Last year's bill was updated, just before the March 31 deadline to avoid cuts, to include at least a one-year delay for ICD-10, forcing CMS to delay implementation until October 1, 2015. Rep. Joe Pitts (R-Pa.), chair of the Subcommittee on Health, introduced that bill.
Barbara McAneny, M.D., chair of the AMA Board of Trustees; Richard Umbdenstock, president and CEO of AHA; and other experts in healthcare policy spoke at this week’s meeting.
The subcommittee hopes to update a bipartisan bill with a permanent SGR fix that made it out of the committee unanimously last year, H.R. 4015, the SGR Repeal and Medicare Provider Payment Modernization Act of 2014, and had a Senate counterpart, Last year's version of the bill, which preceded the patch bill, did not include any references to ICD-10, and it's unclear whether another delay will be considered as part of the new bill.
While McAneny mentioned ICD-10 in her testimony, she only discussed it among other regulatory burdens the AMA considers onerous on physicians, such as meaningful use and quality reporting. Thankfully, she didn't ask for any more ICD-10 delays.
ICD-10 proponents and opponents should be on the same side when it comes to fixing the SGR. With all the wildly different financial projections about ICD-10 implementation costs, the numbers are clear on how much Congressional inaction has cost the government, as McAneny cites in her testimony.

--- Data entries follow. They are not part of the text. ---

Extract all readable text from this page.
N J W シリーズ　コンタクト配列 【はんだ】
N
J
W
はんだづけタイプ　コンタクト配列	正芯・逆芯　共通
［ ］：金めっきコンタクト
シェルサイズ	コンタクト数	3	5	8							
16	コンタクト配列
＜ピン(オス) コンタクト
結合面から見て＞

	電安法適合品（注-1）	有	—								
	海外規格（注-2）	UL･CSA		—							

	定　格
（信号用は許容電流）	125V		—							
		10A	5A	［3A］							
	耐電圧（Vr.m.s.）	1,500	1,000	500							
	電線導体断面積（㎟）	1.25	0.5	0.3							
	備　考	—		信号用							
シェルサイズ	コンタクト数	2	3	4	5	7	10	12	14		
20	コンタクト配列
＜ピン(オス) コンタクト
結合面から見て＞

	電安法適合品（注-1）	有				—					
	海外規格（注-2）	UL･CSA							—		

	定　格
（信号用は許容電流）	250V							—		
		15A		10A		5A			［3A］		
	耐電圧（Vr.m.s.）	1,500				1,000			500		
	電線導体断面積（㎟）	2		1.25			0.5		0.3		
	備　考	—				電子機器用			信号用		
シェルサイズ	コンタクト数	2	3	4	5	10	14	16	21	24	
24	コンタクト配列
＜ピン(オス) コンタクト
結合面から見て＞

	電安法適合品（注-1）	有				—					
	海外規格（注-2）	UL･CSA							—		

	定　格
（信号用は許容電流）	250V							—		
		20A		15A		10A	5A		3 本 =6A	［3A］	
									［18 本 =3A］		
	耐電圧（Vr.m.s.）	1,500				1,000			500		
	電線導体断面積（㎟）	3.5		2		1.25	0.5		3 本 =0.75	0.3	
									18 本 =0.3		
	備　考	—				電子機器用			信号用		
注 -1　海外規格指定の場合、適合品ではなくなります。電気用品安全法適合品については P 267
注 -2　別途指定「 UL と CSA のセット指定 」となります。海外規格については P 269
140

In November 2014, the Congressional Budget Office estimated the 10-year cost of enacting H.R. 4015 at $144 billion. The cost of Congress' 17 patches since 2003 is estimated at nearly $170 billion. By avoiding continually passing up the opportunity to fix the problem once and for all, Congress has wasted billions.
Having an annual deadline to pass a bill or cause massive payment reductions for physicians also allows Congress to sneak in items like the ICD-10 delay with little scrutiny. Last year, Congress members didn’t mention ICD-10 when debating the patch, despite industry opposition from those who were following the government's timelines.
As McAneny noted in her testimony Thursday, the House of Representatives only has 28 working days until the March 31 deadline. After years of partisan bickering and inefficiency, if this Congress wants to prove its different, passing SGR reform would be a major step.